How determining the ‘Confidence Factor’ on component corrosion condition can positively influence integrity failure.
Last week I was discussing business with our company accountant, and he mentioned something he had seen in the Oil & Gas press that morning. Apparently the BP Claire platform had been shut down because of a component failure. I told him I had seen that article too, but he pressed; “so SCM are dedicated to managing and preventing component failures from corrosion – how come these things keep happening”? It was a good question, they do seem to keep happening with alarming regularity. Now, first off, I really don’t know the ins and outs of the BP situation, and one cant help but think that with a more targeted and focused inspection process, these potential failures will be spotted and eradicated long before they actually occur. Easier said than done however, and whatever the type of failure they suffered, it still raises the same questions for us when we consider our market sector; the external corrosion of physical assets. Why does it happen and how can we stop it?

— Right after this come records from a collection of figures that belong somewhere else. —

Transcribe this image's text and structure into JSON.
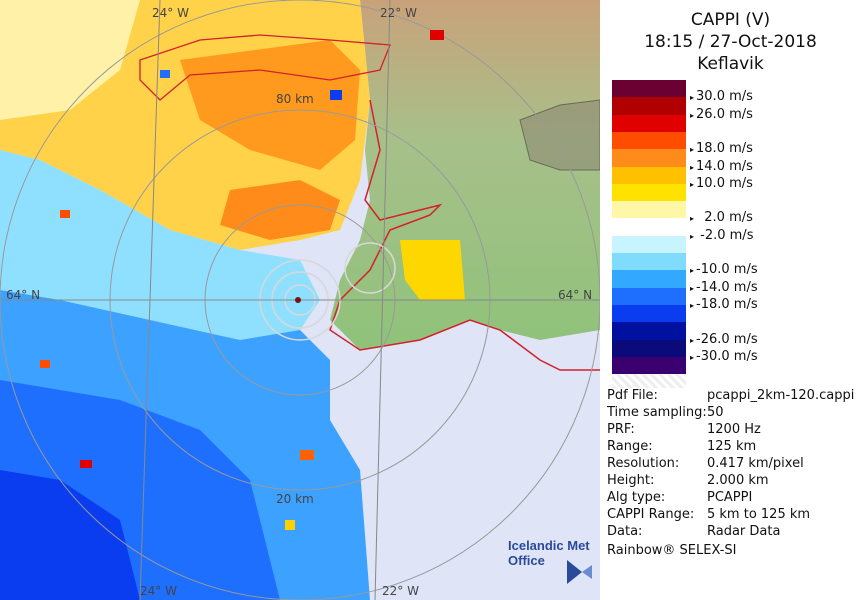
{
  "header": {
    "line1": "CAPPI (V)",
    "line2": "18:15 / 27-Oct-2018",
    "line3": "Keflavik"
  },
  "map": {
    "lat_left": "64° N",
    "lat_right": "64° N",
    "lon_top_left": "24° W",
    "lon_top_right": "22° W",
    "lon_bottom_left": "24° W",
    "lon_bottom_right": "22° W",
    "range_label_80": "80 km",
    "range_label_20": "20 km"
  },
  "legend": {
    "colors": [
      "#6b0033",
      "#b00000",
      "#e00000",
      "#ff4d00",
      "#ff8c1a",
      "#ffc000",
      "#ffe200",
      "#fff7a8",
      "#ffffff",
      "#c8f4ff",
      "#7fdcff",
      "#33a8ff",
      "#1f6fff",
      "#0a3cf0",
      "#00109f",
      "#0a0a7a",
      "#3a0070"
    ],
    "labels": [
      {
        "text": "30.0 m/s",
        "row": 1
      },
      {
        "text": "26.0 m/s",
        "row": 2
      },
      {
        "text": "18.0 m/s",
        "row": 4
      },
      {
        "text": "14.0 m/s",
        "row": 5
      },
      {
        "text": "10.0 m/s",
        "row": 6
      },
      {
        "text": "  2.0 m/s",
        "row": 8
      },
      {
        "text": " -2.0 m/s",
        "row": 9
      },
      {
        "text": "-10.0 m/s",
        "row": 11
      },
      {
        "text": "-14.0 m/s",
        "row": 12
      },
      {
        "text": "-18.0 m/s",
        "row": 13
      },
      {
        "text": "-26.0 m/s",
        "row": 15
      },
      {
        "text": "-30.0 m/s",
        "row": 16
      }
    ]
  },
  "info": [
    {
      "key": "Pdf File:",
      "value": "pcappi_2km-120.cappi"
    },
    {
      "key": "Time sampling:",
      "value": "50"
    },
    {
      "key": "PRF:",
      "value": "1200 Hz"
    },
    {
      "key": "Range:",
      "value": "125 km"
    },
    {
      "key": "Resolution:",
      "value": "0.417 km/pixel"
    },
    {
      "key": "Height:",
      "value": "2.000 km"
    },
    {
      "key": "Alg type:",
      "value": "PCAPPI"
    },
    {
      "key": "CAPPI Range:",
      "value": "5 km to 125 km"
    },
    {
      "key": "Data:",
      "value": "Radar Data"
    }
  ],
  "footer": {
    "rainbow": "Rainbow® SELEX-SI",
    "logo_line1": "Icelandic Met",
    "logo_line2": "Office"
  }
}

In the oil and gas industry (and most pressure systems industries to be fair) billions of £’s and hours have been dedicated to seeking answers to these two questions and yet we have only one or two ‘partial’ solutions that operators and owners appear to consider valuable! Namely, tools such as Risk Based Assessment & Inspection, and general corrosion prevention maintenance works. With this ‘tiny’ range of tools at our disposal to help us predict and identify potential component failures from external corrosion, it’s not surprising that we still have so many unexpected incidents, or is it?
The bald truth is that, really, there is only one reason for an unexpected corrosion failure of a component – They didn’t know it was a problem!!!

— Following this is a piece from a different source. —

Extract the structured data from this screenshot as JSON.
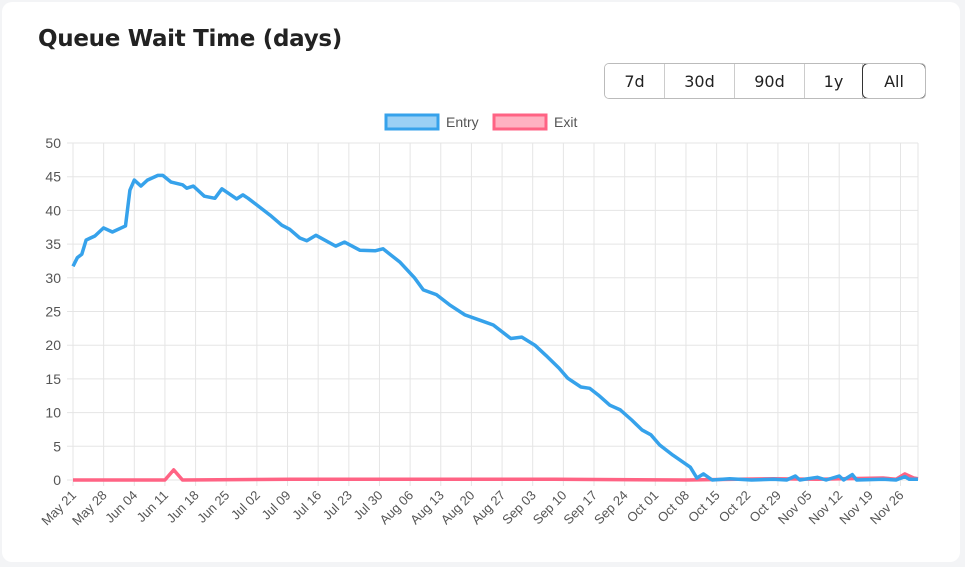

How ridiculously simplistic is that? If they knew it was in bad shape, they would obviously fix it!
Three years ago we undertook an analysis for a client and discovered that more than 13% of all substrates in their plant complex (which included many individual facilities) was in an unknown condition and had not undergone inspection since the plant was commissioned. They didn’t know if it was good or bad, if it might fail, or last another 20 years. I would gamble that I could discover a similar situation on almost any on-or-offshore mature facility today!
Good engineering practices these days demand that Integrity and Corrosion Engineers make some ‘educated’ assumptions and yes, even guesses, based on certain ‘samples’ they gather from visual and other types of inspection. These samples are typically considered representative of other similar items:
If ‘this’ 1m long section of gas pipe is in condition ‘X’, then all the other ‘similar’ pieces of gas pipe will be a in a ‘similar’ condition. Hence this 1 m section represents the entire pipe. Assessments can be a little more intricate than that, but essentially that is how the process works.
Let’s follow this process for a moment and see if we can’t spot a flaw or two in it:
- A Risk Based Assessment is carried out on a ‘gas’ pipe that runs for 60metres around a process plant. The assessment considers:
- Metallurgy, process, temperatures and age of the pipe plus a range of other base-pipe-makeup factors.
- Any potential corrosion mechanisms that ‘might’ affect the life of the pipe, and any corrosion mitigation factors that are going to be applied to prevent degradation in future.
- Based on this assessment, and an experiential knowledge of the general corrosion degradation of plant in that geographical environment, a ‘factor’ based on the assessed consequence of failure and its probability is calculated. Let’s call it a criticality-factor for ease where, criticality-factor 1 is the most onerous and 5 the least.
- Corrosion protection might be applied (coatings for example) and maintained every 7 – 12 years or so.
- Integrity inspection will be scheduled on the pipe, based on the criticality-factor, for example, where the pipe was classified as criticality-factor 1, then a schedule of inspections would be considered similar to this example:
- Inspection of 5% of the pipe every 6-12 months, and record its condition.
- Monitor any observed degradation.
- Where wall thickness is lost, then re-calculate the life expectancy of the component pipe and re-schedule the next inspection for an appropriate time.
For new, or reasonably young, process facilities these tools and techniques can suffice, even offering a significant comfort factor that corrosion is well managed. However, when a plant could be considered ‘mature’, perhaps 10 years old or more, the astute readers among us will likely spot all of the possible negative issues this process might suffer?
At first glance it looks like the perfect solution; Assess a component, figure out what could go wrong and keep checking to make sure it doesn’t!
Well, perhaps not. If it was, then “hey, no failures”. Except we do get external corrosion failures all of the time, so what gives???
The process is incomplete. Even after all of the assessments, the multiple and hugely expensive inspection regimes implemented and the endless analysis engineers pore over, they STILL don’t know where to look!